The 2019 TIAA Institute-GFLEC Personal Finance Index: Demographics

Financial Literacy in the United States and Its Link to Financial Wellness

Demographic variations

Financial literacy varies across demographic groups. Figure 6 shows the average percentage of P-Fin Index questions answered correctly by demographics. These findings are overall consistent with variations identified in previous studies, including previous waves of the P-Fin Index.

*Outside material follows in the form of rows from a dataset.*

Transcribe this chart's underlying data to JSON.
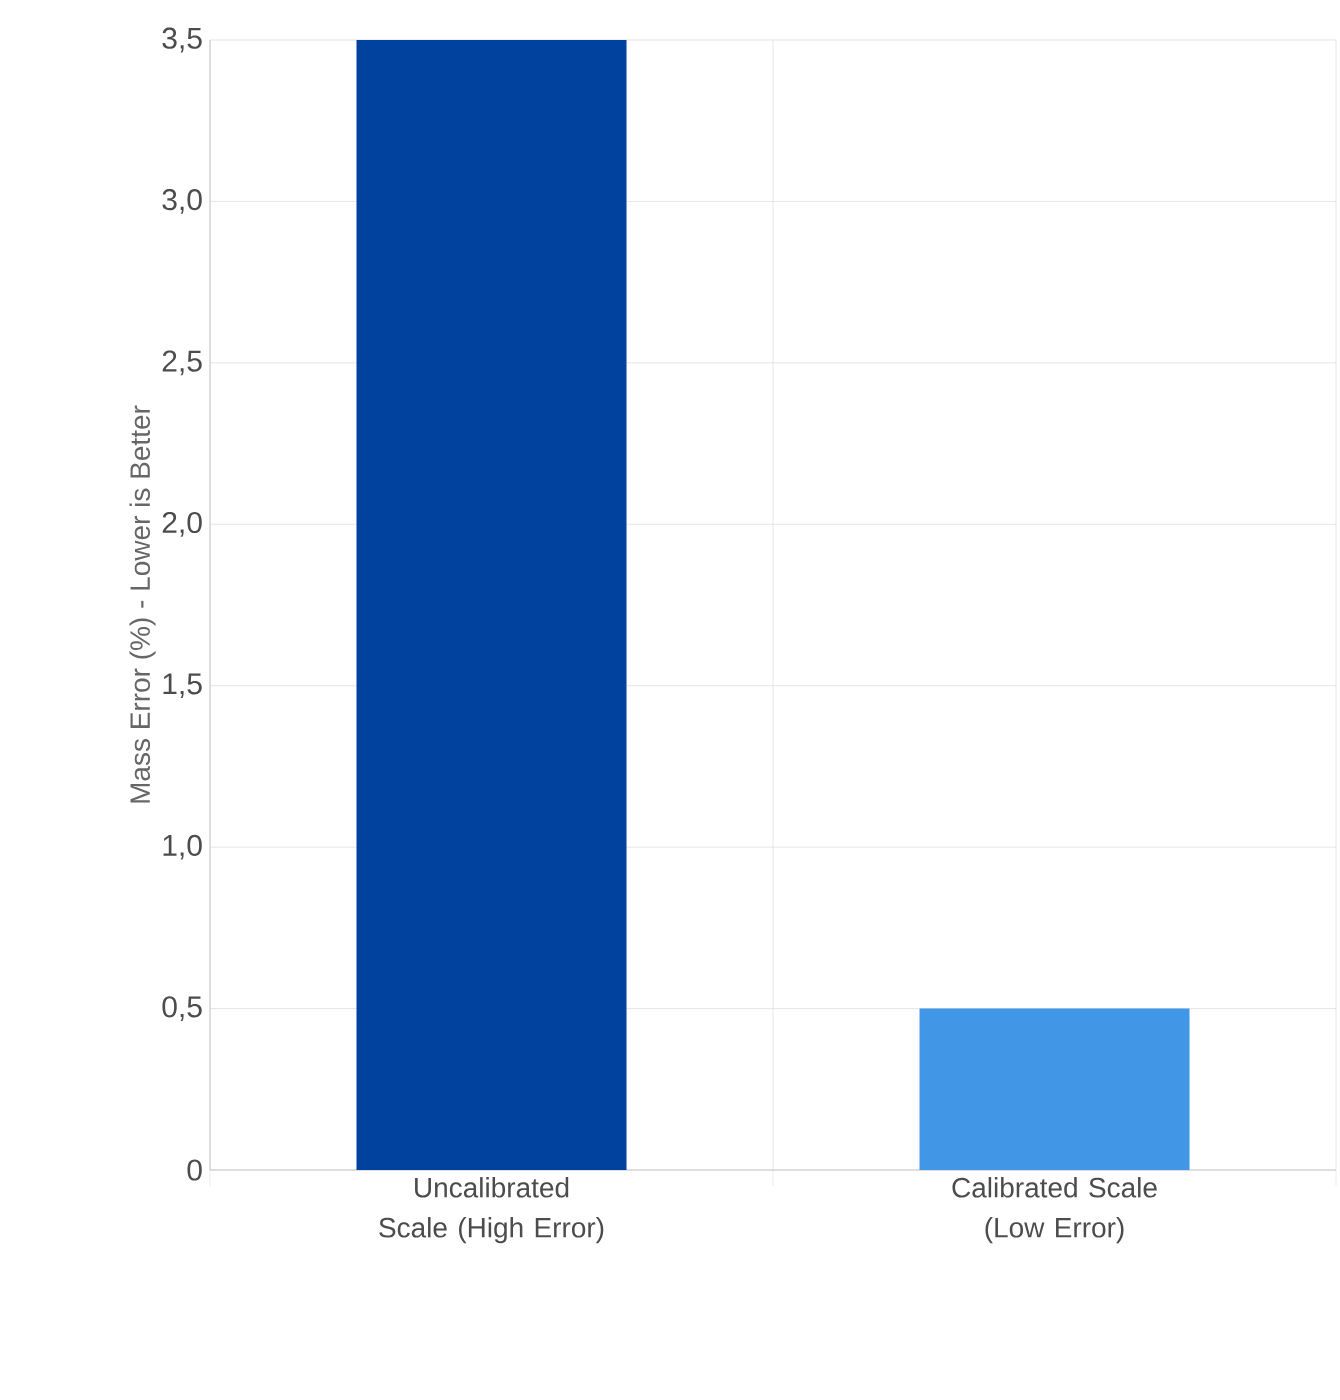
{
  "chart_data": {
    "type": "bar",
    "ylabel": "Mass Error (%) - Lower is Better",
    "categories": [
      "Uncalibrated Scale (High Error)",
      "Calibrated Scale (Low Error)"
    ],
    "values": [
      3.5,
      0.5
    ],
    "colors": [
      "#00429d",
      "#4196e6"
    ],
    "ylim": [
      0,
      3.5
    ],
    "yticks": [
      0,
      {
        "value": 0.5,
        "label": "0,5"
      },
      {
        "value": 1.0,
        "label": "1,0"
      },
      {
        "value": 1.5,
        "label": "1,5"
      },
      {
        "value": 2.0,
        "label": "2,0"
      },
      {
        "value": 2.5,
        "label": "2,5"
      },
      {
        "value": 3.0,
        "label": "3,0"
      },
      {
        "value": 3.5,
        "label": "3,5"
      }
    ],
    "grid": true
  }
}
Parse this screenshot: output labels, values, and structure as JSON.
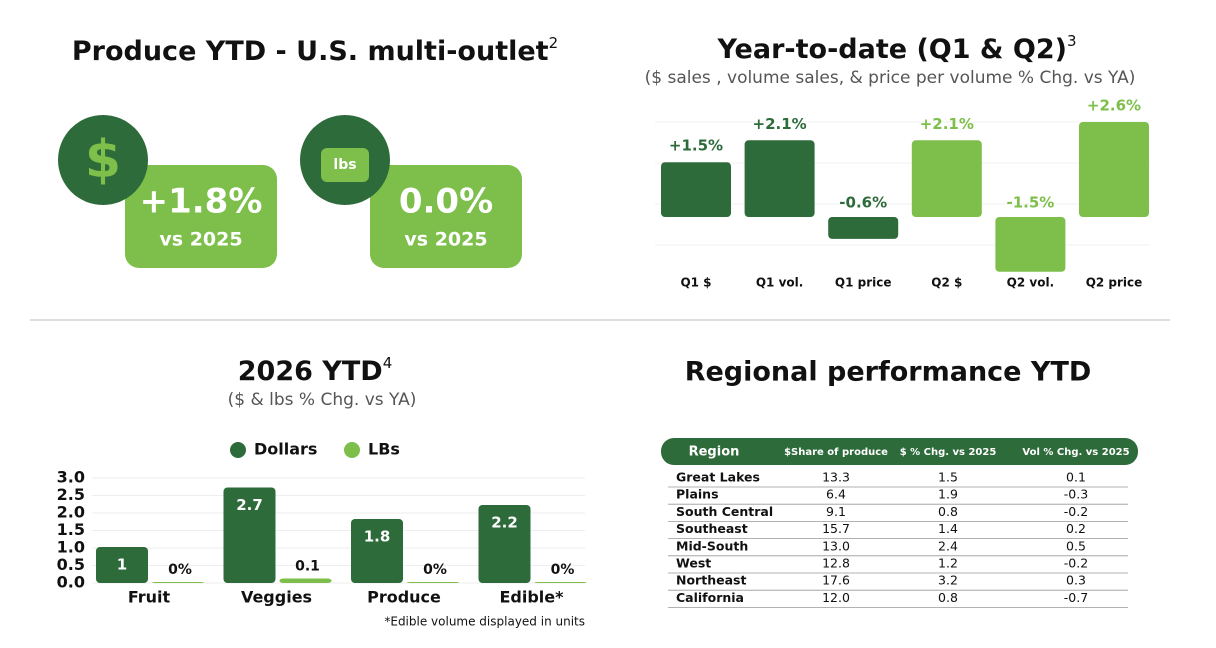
{
  "kpis": [
    {
      "title": "Produce YTD - U.S. multi-outlet",
      "title_superscript": "2"
    },
    {
      "icon": "$",
      "value": "+1.8%",
      "label": "vs 2025"
    },
    {
      "icon": "lbs",
      "value": "0.0%",
      "label": "vs 2025"
    }
  ],
  "chart_data": [
    {
      "type": "bar",
      "title": "Year-to-date (Q1 & Q2)",
      "title_superscript": "3",
      "subtitle": "($ sales , volume sales, & price per volume % Chg. vs YA)",
      "categories": [
        "Q1 $",
        "Q1 vol.",
        "Q1 price",
        "Q2 $",
        "Q2 vol.",
        "Q2 price"
      ],
      "values": [
        1.5,
        2.1,
        -0.6,
        2.1,
        -1.5,
        2.6
      ],
      "value_labels": [
        "+1.5%",
        "+2.1%",
        "-0.6%",
        "+2.1%",
        "-1.5%",
        "+2.6%"
      ],
      "colors": [
        "#2e6b3a",
        "#2e6b3a",
        "#2e6b3a",
        "#7dbf4a",
        "#7dbf4a",
        "#7dbf4a"
      ]
    },
    {
      "type": "grouped-bar",
      "title": "2026 YTD",
      "title_superscript": "4",
      "subtitle": "($ & lbs % Chg. vs YA)",
      "categories": [
        "Fruit",
        "Veggies",
        "Produce",
        "Edible*"
      ],
      "series": [
        {
          "name": "Dollars",
          "color": "#2e6b3a",
          "values": [
            1,
            2.7,
            1.8,
            2.2
          ]
        },
        {
          "name": "LBs",
          "color": "#7dbf4a",
          "values": [
            0,
            0.1,
            0,
            0
          ],
          "value_labels": [
            "0%",
            "0.1",
            "0%",
            "0%"
          ]
        }
      ],
      "ylim": [
        0,
        3
      ],
      "yticks": [
        {
          "value": 0,
          "label": "0.0"
        },
        0.5,
        {
          "value": 1,
          "label": "1.0"
        },
        1.5,
        {
          "value": 2,
          "label": "2.0"
        },
        2.5,
        {
          "value": 3,
          "label": "3.0"
        }
      ],
      "legend": "top",
      "footnote": "*Edible volume displayed in units"
    }
  ],
  "table": {
    "title": "Regional performance YTD",
    "header": [
      "Region",
      "$Share of produce",
      "$ % Chg. vs 2025",
      "Vol % Chg. vs 2025"
    ],
    "rows": [
      [
        "Great Lakes",
        "13.3",
        "1.5",
        "0.1"
      ],
      [
        "Plains",
        "6.4",
        "1.9",
        "-0.3"
      ],
      [
        "South Central",
        "9.1",
        "0.8",
        "-0.2"
      ],
      [
        "Southeast",
        "15.7",
        "1.4",
        "0.2"
      ],
      [
        "Mid-South",
        "13.0",
        "2.4",
        "0.5"
      ],
      [
        "West",
        "12.8",
        "1.2",
        "-0.2"
      ],
      [
        "Northeast",
        "17.6",
        "3.2",
        "0.3"
      ],
      [
        "California",
        "12.0",
        "0.8",
        "-0.7"
      ]
    ]
  }
}
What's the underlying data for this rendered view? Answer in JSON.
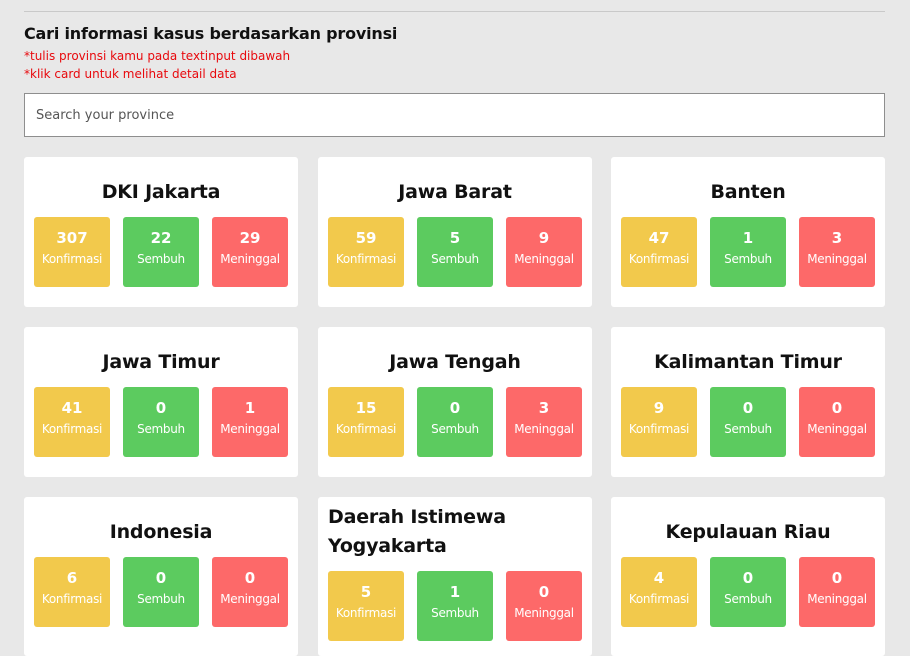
{
  "header": {
    "title": "Cari informasi kasus berdasarkan provinsi",
    "note1": "*tulis provinsi kamu pada textinput dibawah",
    "note2": "*klik card untuk melihat detail data"
  },
  "search": {
    "placeholder": "Search your province",
    "value": ""
  },
  "labels": {
    "confirmed": "Konfirmasi",
    "recovered": "Sembuh",
    "died": "Meninggal"
  },
  "colors": {
    "confirmed": "#f2c94c",
    "recovered": "#5ccb5f",
    "died": "#fd6969",
    "note_red": "#e8090d"
  },
  "cards": [
    {
      "province": "DKI Jakarta",
      "confirmed": "307",
      "recovered": "22",
      "died": "29"
    },
    {
      "province": "Jawa Barat",
      "confirmed": "59",
      "recovered": "5",
      "died": "9"
    },
    {
      "province": "Banten",
      "confirmed": "47",
      "recovered": "1",
      "died": "3"
    },
    {
      "province": "Jawa Timur",
      "confirmed": "41",
      "recovered": "0",
      "died": "1"
    },
    {
      "province": "Jawa Tengah",
      "confirmed": "15",
      "recovered": "0",
      "died": "3"
    },
    {
      "province": "Kalimantan Timur",
      "confirmed": "9",
      "recovered": "0",
      "died": "0"
    },
    {
      "province": "Indonesia",
      "confirmed": "6",
      "recovered": "0",
      "died": "0"
    },
    {
      "province": "Daerah Istimewa Yogyakarta",
      "confirmed": "5",
      "recovered": "1",
      "died": "0"
    },
    {
      "province": "Kepulauan Riau",
      "confirmed": "4",
      "recovered": "0",
      "died": "0"
    }
  ]
}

  • There is a nine percentage point difference between men and women in P-Fin Index questions answered correctly.
  • Personal finance knowledge tends to increase with age. Forty-five percent of index questions are answered correctly on average among those ages 18 to 29, compared with 56% among those ages 60 and older.
  • Personal finance knowledge tends to increase as household income increases. The gap between those with household incomes below $25,000 and those with household incomes of $100,000 or more is 27 percentage points.
  • Financial literacy varies with employment status. In particular, those unemployed or disabled10 have markedly less personal finance knowledge than those employed11 and those retired.
P-Fin Index Figure #6

Figure 7 shows the percentage change in P-Fin Index questions answered correctly between 2017 and 2019. Again, the time period is short. In addition, sample size decreases as the sample of all adults is divided into subgroups, resulting in increased variance in the estimates. With those caveats, financial literacy levels are increasing among men, those in the 30-44 age group, and among those with household incomes of at least $100,000.13 While these are encouraging findings, it appears that any increases in financial literacy have been concentrated mostly among those with relatively high levels of literacy already.